For the Ring opera, it helps that Rheingold is short and Die Walkure is highly exciting, culminating in a third act that opens with the Ride and proceeds to Wotan's Farewell and Fire Music. The fourth and final opera, Goetterdaemerung (literally translated as "getting darker of the gods") also has some memorable music, with Siegfried's Rhine Journey and his death procession and the marvelous redemption-themed music for Brunnhilde as the cycle comes to its rousing finale (the stage directions call for Valhalla to crumble and the Rhine to overflow its banks--nice easy matters to include in a production). Siegfried, the third of the operas, is the problem one.  It's very long--running yesterday from shortly past noon until after 5 PM--sometimes it even runs longer.  The music does not have the memorable parts mentioned for the other operas.

Yesterday, however, it came brilliantly to life.  The Wagnerian tenor was the cover who rsoe to stardom, Jay Hunter Morris, and he benfitted from playing the first act opposite the veteran Gerhard Siegel as Mime, the evil dwarf.  The two of them made the opera come alive, culminating in the end-of-act Forging Song, when Siegfried remakes his father's famous weapon. In the second act, the new Siegfried had the wonderful Eric Owens making a brief appearance as the most evil of the dwarves, Alberich, and then the encounter with Fafner, the giant turned dragon.  It was satisfying to see him appear as a true dragon rather than the rather abstractly-formed creature he has been designed to appear as in past Met productions.

On to Act III, when Wotan, the central character of the first two operas and much of this one, finally bows out after realizing that he has been unable to fulfill his own goal of preserving the gods and the world as he knows it. I thought I knew the Ring pretty well but I learned from his encounter with Erda the earth goddess that she had consorted with him to produce Brunnhilde. And then Siegfried finally encounters Wotan in the latter's last appearance and shatters Wotan's mighty spear just as it had broken Siegfried's father, Siegmund's sword in the great fight in Die Walkure.

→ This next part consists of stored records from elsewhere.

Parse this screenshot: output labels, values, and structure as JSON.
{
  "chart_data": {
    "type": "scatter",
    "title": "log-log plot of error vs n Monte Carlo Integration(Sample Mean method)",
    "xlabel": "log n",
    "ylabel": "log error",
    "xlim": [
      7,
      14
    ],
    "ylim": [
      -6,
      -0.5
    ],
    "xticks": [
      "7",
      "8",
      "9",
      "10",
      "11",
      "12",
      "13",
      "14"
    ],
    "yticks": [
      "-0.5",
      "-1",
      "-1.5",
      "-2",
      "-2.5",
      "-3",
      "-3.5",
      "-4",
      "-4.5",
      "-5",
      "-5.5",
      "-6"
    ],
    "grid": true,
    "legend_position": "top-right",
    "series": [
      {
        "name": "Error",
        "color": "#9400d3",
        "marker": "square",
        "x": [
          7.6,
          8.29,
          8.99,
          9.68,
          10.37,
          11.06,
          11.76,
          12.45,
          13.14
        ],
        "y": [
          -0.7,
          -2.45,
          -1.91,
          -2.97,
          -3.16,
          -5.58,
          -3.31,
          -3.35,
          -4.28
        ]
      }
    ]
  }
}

Yes, more plot than you're looking to know. But the music always is the mightiest force on stage and of course, we finally return to the rock where Brunnhilde was left at the end of Walkure and get to hear tenor and soprano engage in the most wonderful love music since maybe Tristan und Isolde.  The Met broadcasts feature interviews with the principal cast members, which added to the experience immeasurably. I even got a kick out of the Forest Bird, represented by a three-dimensional figure and sung by an offstage soprano, which warns Siegfried of all the dangers posed by the dwarves and dragons roaming the set. On Sir Georg Solti's wonderful first complete recording of The Ring, one of the lagniappes was hearing Joan Sutherland sing the Forest Bird, sort of like Pavarotti doing the Italian Tenor in R. Strauss's Der Rosenkavalier.

The most marvelous result of this long afternoon's experience was to recognize the greatness of Siegfried, an opera often overshadowed by the others in the series. Partly this was due to the immediacy you get from the closeups of the theater broadcastand the quick understanding you get from the sub-titles.  Those together make it possible to savor the richness of Wagner's music and wonder as always how he did it (especially given his own miserable personality, as to which, see Deems Taylor's little masterpiece of an essay, The Monster.)